May 02, 2012

Chipotle Honeyed Pears Over Pea Shoot Salad

I'm literally counting down the days until my farmer's market opens this Saturday, but until then I have to rely on what I see in abundance as to what is good and fresh now.  My grocery store has recently had an influx in all kinds of pears, so naturally I had to pick some up and test them out.  I'm typically not a pear-person, but I loved cooked pears.  With pea shoots out as well as a hunk of goat cheese I needed to use, I came up with a dried chipotle powder and honey combo that would complement these three ingredients.  Plus a little crispy bacon thrown in for good measure, both the crumbled bits on top and a little of the leftover bacon fat to bind a quick vinaigrette.

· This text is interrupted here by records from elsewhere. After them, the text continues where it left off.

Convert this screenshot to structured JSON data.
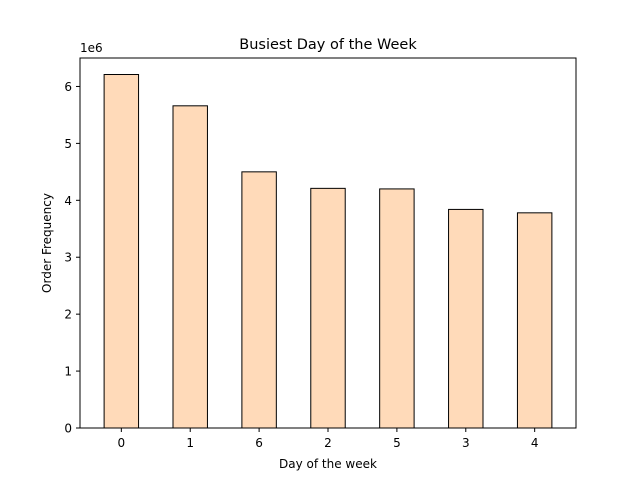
{
  "chart_data": {
    "type": "bar",
    "title": "Busiest Day of the Week",
    "xlabel": "Day of the week",
    "ylabel": "Order Frequency",
    "y_offset_label": "1e6",
    "categories": [
      "0",
      "1",
      "6",
      "2",
      "5",
      "3",
      "4"
    ],
    "values": [
      6210000,
      5660000,
      4500000,
      4210000,
      4200000,
      3840000,
      3780000
    ],
    "ylim": [
      0,
      6500000
    ],
    "yticks": [
      0,
      1000000,
      2000000,
      3000000,
      4000000,
      5000000,
      6000000
    ],
    "ytick_labels": [
      "0",
      "1",
      "2",
      "3",
      "4",
      "5",
      "6"
    ],
    "grid": false,
    "bar_color": "#ffdab9",
    "edge_color": "#000000"
  }
}
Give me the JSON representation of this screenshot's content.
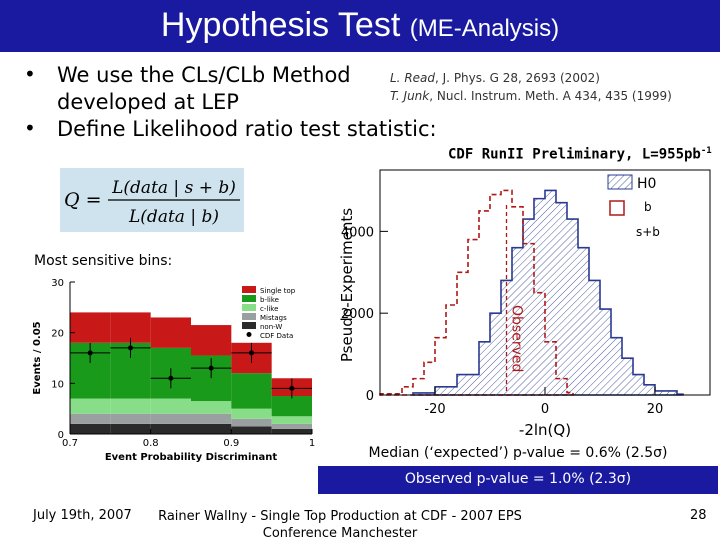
{
  "title": {
    "main": "Hypothesis Test",
    "sub": "(ME-Analysis)"
  },
  "bullets": [
    {
      "marker": "•",
      "lines": [
        "We use the CLs/CLb Method",
        "developed at LEP"
      ]
    },
    {
      "marker": "•",
      "lines": [
        "Define Likelihood ratio test statistic:"
      ]
    }
  ],
  "references": [
    {
      "author": "L. Read",
      "rest": ", J. Phys. G 28, 2693 (2002)"
    },
    {
      "author": "T. Junk",
      "rest": ", Nucl. Instrum. Meth. A 434, 435 (1999)"
    }
  ],
  "formula": {
    "lhs": "Q =",
    "numerator": "L(data | s + b)",
    "denominator": "L(data | b)"
  },
  "cdf_label": {
    "text": "CDF RunII Preliminary, L=955pb",
    "sup": "-1"
  },
  "most_sensitive": "Most sensitive bins:",
  "median_text": "Median (‘expected’) p-value = 0.6%  (2.5σ)",
  "observed_text": "Observed p-value = 1.0%  (2.3σ)",
  "footer": {
    "date": "July  19th, 2007",
    "center_line1": "Rainer Wallny - Single Top Production at CDF  - 2007 EPS",
    "center_line2": "Conference Manchester",
    "page": "28"
  },
  "colors": {
    "title_bg": "#1a1aa0",
    "formula_bg": "#cfe3ee",
    "signal": "#d42020",
    "green_dark": "#1a9a1a",
    "green_light": "#66cc66"
  },
  "chart_data": [
    {
      "type": "area",
      "title": "",
      "xlabel": "-2ln(Q)",
      "ylabel": "Pseudo-Experiments",
      "xlim": [
        -30,
        30
      ],
      "ylim": [
        0,
        5500
      ],
      "x_ticks": [
        "-20",
        "0",
        "20"
      ],
      "y_ticks": [
        "0",
        "2000",
        "4000"
      ],
      "legend": {
        "title": "H0",
        "entries": [
          "b",
          "s+b"
        ],
        "placement": "top-right"
      },
      "observed_label": "Observed",
      "observed_x": -7,
      "series": [
        {
          "name": "b",
          "x": [
            -24,
            -20,
            -16,
            -12,
            -10,
            -8,
            -6,
            -4,
            -2,
            0,
            2,
            4,
            6,
            8,
            10,
            12,
            14,
            16,
            18,
            20,
            24
          ],
          "values": [
            50,
            200,
            500,
            1300,
            2000,
            2800,
            3600,
            4300,
            4800,
            5000,
            4700,
            4300,
            3600,
            2800,
            2100,
            1400,
            900,
            500,
            250,
            100,
            20
          ]
        },
        {
          "name": "s+b",
          "x": [
            -30,
            -26,
            -24,
            -22,
            -20,
            -18,
            -16,
            -14,
            -12,
            -10,
            -8,
            -6,
            -4,
            -2,
            0,
            2,
            4
          ],
          "values": [
            30,
            200,
            400,
            800,
            1400,
            2200,
            3000,
            3800,
            4500,
            4900,
            5000,
            4600,
            3700,
            2500,
            1300,
            400,
            60
          ]
        }
      ]
    },
    {
      "type": "bar",
      "title": "",
      "xlabel": "Event Probability Discriminant",
      "ylabel": "Events / 0.05",
      "xlim": [
        0.7,
        1.0
      ],
      "ylim": [
        0,
        30
      ],
      "x_ticks": [
        "0.7",
        "0.8",
        "0.9",
        "1"
      ],
      "y_ticks": [
        "0",
        "10",
        "20",
        "30"
      ],
      "categories": [
        "0.70-0.75",
        "0.75-0.80",
        "0.80-0.85",
        "0.85-0.90",
        "0.90-0.95",
        "0.95-1.00"
      ],
      "legend_entries": [
        "Single top",
        "b-like",
        "c-like",
        "Mistags",
        "non-W",
        "CDF Data"
      ],
      "series": [
        {
          "name": "non-W",
          "values": [
            2,
            2,
            2,
            2,
            1.5,
            1
          ]
        },
        {
          "name": "Mistags",
          "values": [
            2,
            2,
            2,
            2,
            1.5,
            1
          ]
        },
        {
          "name": "c-like",
          "values": [
            3,
            3,
            3,
            2.5,
            2,
            1.5
          ]
        },
        {
          "name": "b-like",
          "values": [
            11,
            11,
            10,
            9,
            7,
            4
          ]
        },
        {
          "name": "Single top",
          "values": [
            6,
            6,
            6,
            6,
            6,
            3.5
          ]
        },
        {
          "name": "CDF Data",
          "values": [
            16,
            17,
            11,
            13,
            16,
            9
          ]
        }
      ]
    }
  ]
}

I ate it just as a quickly thrown together side to some leftover chicken, but this is an elegant layered salad party-perfect for a springtime get together.  Sweet, spicy, crunchy, and satisfying, proving yet again that simple ingredients treated with respect will always give you the best results!

Chipotle Honeyed Pears Over Pea Shoot Salad
2 pears, peeled, cored, and sliced thin
1 tablespoon unsalted butter
1 1/2 tablespoon honey
1/2 - 1 teaspoon of chipotle pepper powder (depending on your heat tolerance)
1 package of pea shoots, broken up with your hands
3 slices of thick cut bacon
1 tablespoon bacon fat
1 lemon
freshly crumbled goat cheese, to your taste
salt and pepper to taste

First, saute the prepared pears in the butter over medium heat.

When the pears begin to wilt, add the chipotle powder and honey.  Saute for 1more minute, remove and let cool for a few minutes.

Prepare the bacon: cook 3 slices of thick cut bacon (I sliced mine in half to fit in the pan) over medium high heat until the fat has rendered and the slices are nice and crispy.  Drain on paper towels to remove excess fat to retain crispiness.  Crumble into bite-sized pieces

Build the salad by first tossing the bite sized pieces of pea shoots with the juice of one lemon, 1 tablespoon of the bacon fat, and salt and pepper to taste.

Top with the pears, then the crumbled bacon, then crumble the goat cheese over the salad to finish.  I think I used about 1/3 of a small goat cheese log but feel free to add as much as you like!  Enjoy!


  1. Pea shoots are in abundance in our gardens so what a lovely Spring recipe.

  2. Those chipotle pears look AMAZING! I actually love all of the ingredients in here...wish I could eat this for lunch TODAY.

  3. What a gorgeous, elegant salad! Love that it's so easy, too! Great recipe, Sarah.